Sep 15 – 18, 2025
CEA Paris-Saclay
Europe/Paris timezone

Scientific Program

Uncertainty quantification (UQ) is a vast field of research which has received the attention of mathematicians and physicists alike. UQ goes beyond acknowledging the limitations of models and data: it enables the constructions of trustworthy and reliable predictive models, key components of many real-world applications.

UQ4ML is the meeting point of different research directions, from applied mathematics and statistics to theoretical and experimental physics. We shall discuss recent advancements in data analysis, with a strong focus on particle physics. Discussion will span across the domain of machine learning and AI, as well as fundamentals in statistics.

By bringing together experts from these diverse fields, we aim to foster discussion, innovative solutions, and collaborations that will drive the future of UQ and its applications.

  • Simulations and Coding

    This session presents an overview of uncertainty quantification techniques for simulations in machine learning. By examining how uncertainties propagate through complex models, the session explores the reliability and limitations of their results. This knowledge is crucial for advancing the field and ensuring that machine learning applications are robust and trustworthy.

  • HEP - Theory

    This session explores the theoretical aspects of high energy physics through the lens of machine learning. By addressing the unique challenges and uncertainties in this domain, we review innovative approaches to enhance our understanding of fundamental physics. This intersection of fields highlights the broader implications of uncertainty quantification in scientific discovery.

  • HEP - Experiment

    This session delves into the practical challenges and issues of applying AI in experimental high energy physics. Seminars will deal with how uncertainty quantification plays a pivotal role in ensuring the accuracy and reliability of experimental results. This discussion is essential for advancing both the field of high energy physics and the broader application of machine learning in experimental sciences.

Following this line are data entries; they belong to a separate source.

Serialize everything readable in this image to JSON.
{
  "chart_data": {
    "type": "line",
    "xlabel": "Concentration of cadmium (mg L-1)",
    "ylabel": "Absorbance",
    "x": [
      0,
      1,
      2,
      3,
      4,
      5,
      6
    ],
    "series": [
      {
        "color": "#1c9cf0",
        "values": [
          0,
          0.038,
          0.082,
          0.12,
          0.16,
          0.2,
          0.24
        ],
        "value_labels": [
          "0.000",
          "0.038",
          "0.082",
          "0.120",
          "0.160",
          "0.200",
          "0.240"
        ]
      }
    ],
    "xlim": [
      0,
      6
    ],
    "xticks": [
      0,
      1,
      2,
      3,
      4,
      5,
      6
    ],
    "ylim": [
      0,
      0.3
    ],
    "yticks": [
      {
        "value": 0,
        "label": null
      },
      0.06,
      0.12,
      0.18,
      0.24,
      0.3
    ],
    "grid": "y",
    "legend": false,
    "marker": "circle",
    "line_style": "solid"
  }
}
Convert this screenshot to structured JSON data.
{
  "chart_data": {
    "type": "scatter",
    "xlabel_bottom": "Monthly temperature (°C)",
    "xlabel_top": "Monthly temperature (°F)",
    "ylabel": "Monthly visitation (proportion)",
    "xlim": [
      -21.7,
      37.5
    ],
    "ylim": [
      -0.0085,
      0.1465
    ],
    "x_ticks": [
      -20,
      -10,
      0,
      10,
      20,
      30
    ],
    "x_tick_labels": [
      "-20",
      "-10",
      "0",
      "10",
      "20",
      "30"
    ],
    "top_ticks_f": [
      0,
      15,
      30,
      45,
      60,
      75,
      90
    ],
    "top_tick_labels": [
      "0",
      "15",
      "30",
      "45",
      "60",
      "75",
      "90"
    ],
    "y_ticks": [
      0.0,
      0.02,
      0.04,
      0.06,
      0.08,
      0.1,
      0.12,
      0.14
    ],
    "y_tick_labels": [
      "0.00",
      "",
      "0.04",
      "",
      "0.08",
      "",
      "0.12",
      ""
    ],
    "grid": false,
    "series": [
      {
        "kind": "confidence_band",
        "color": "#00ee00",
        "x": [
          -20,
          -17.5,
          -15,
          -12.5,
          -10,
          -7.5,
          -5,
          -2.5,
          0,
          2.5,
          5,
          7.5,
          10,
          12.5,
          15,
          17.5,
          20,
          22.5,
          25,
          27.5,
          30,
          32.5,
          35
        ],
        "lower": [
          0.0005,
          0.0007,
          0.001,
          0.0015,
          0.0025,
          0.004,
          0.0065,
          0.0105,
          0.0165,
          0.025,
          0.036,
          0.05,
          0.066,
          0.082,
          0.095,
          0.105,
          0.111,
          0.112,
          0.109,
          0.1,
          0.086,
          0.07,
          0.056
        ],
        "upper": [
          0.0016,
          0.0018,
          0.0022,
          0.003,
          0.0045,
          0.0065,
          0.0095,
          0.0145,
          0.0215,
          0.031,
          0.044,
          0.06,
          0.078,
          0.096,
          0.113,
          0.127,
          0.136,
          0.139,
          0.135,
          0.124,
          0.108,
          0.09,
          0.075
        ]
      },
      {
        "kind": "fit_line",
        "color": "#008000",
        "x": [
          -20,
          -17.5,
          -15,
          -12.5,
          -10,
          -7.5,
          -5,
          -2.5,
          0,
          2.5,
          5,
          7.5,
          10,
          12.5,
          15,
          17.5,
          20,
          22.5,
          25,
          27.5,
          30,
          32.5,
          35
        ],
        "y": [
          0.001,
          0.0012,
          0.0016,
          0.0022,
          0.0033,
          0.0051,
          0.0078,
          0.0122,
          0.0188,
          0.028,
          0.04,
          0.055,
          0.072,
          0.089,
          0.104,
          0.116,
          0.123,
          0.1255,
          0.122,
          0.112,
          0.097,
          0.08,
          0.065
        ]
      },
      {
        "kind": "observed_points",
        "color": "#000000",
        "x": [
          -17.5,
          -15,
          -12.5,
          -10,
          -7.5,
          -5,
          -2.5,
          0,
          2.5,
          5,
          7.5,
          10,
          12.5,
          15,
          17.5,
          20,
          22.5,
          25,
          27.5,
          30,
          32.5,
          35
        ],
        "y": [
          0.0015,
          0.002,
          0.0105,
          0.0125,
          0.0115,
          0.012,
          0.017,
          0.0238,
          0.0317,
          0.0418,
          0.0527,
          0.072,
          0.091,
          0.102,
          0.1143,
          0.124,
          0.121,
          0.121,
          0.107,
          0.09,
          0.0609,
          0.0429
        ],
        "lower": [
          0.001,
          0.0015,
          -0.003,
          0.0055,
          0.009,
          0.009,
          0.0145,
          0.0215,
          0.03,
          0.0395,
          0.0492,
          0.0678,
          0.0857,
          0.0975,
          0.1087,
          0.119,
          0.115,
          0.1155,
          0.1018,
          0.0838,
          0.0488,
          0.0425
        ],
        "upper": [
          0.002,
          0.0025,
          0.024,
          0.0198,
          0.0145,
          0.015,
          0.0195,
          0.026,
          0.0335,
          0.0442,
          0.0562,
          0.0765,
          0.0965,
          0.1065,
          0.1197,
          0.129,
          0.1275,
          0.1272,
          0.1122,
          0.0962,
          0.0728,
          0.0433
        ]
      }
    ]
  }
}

  • Data Analysis, Time series, Causal analysis

    This session focuses on the critical aspects of data analysis in time series, though it is not limited to it. Understanding and quantifying uncertainty in time-dependent data is essential for accurate forecasting and decision-making. Additionally, exploring causal relationships helps in identifying true drivers of outcomes, rather than mere correlations, which is vital for robust machine learning models.

  • Deep Learning and Uncertainty Quantification

    Deep learning models have shown remarkable success in various domains, but they often lack transparency in their predictions. This session addresses the integration of uncertainty quantification techniques with deep learning, enabling more reliable and interpretable models.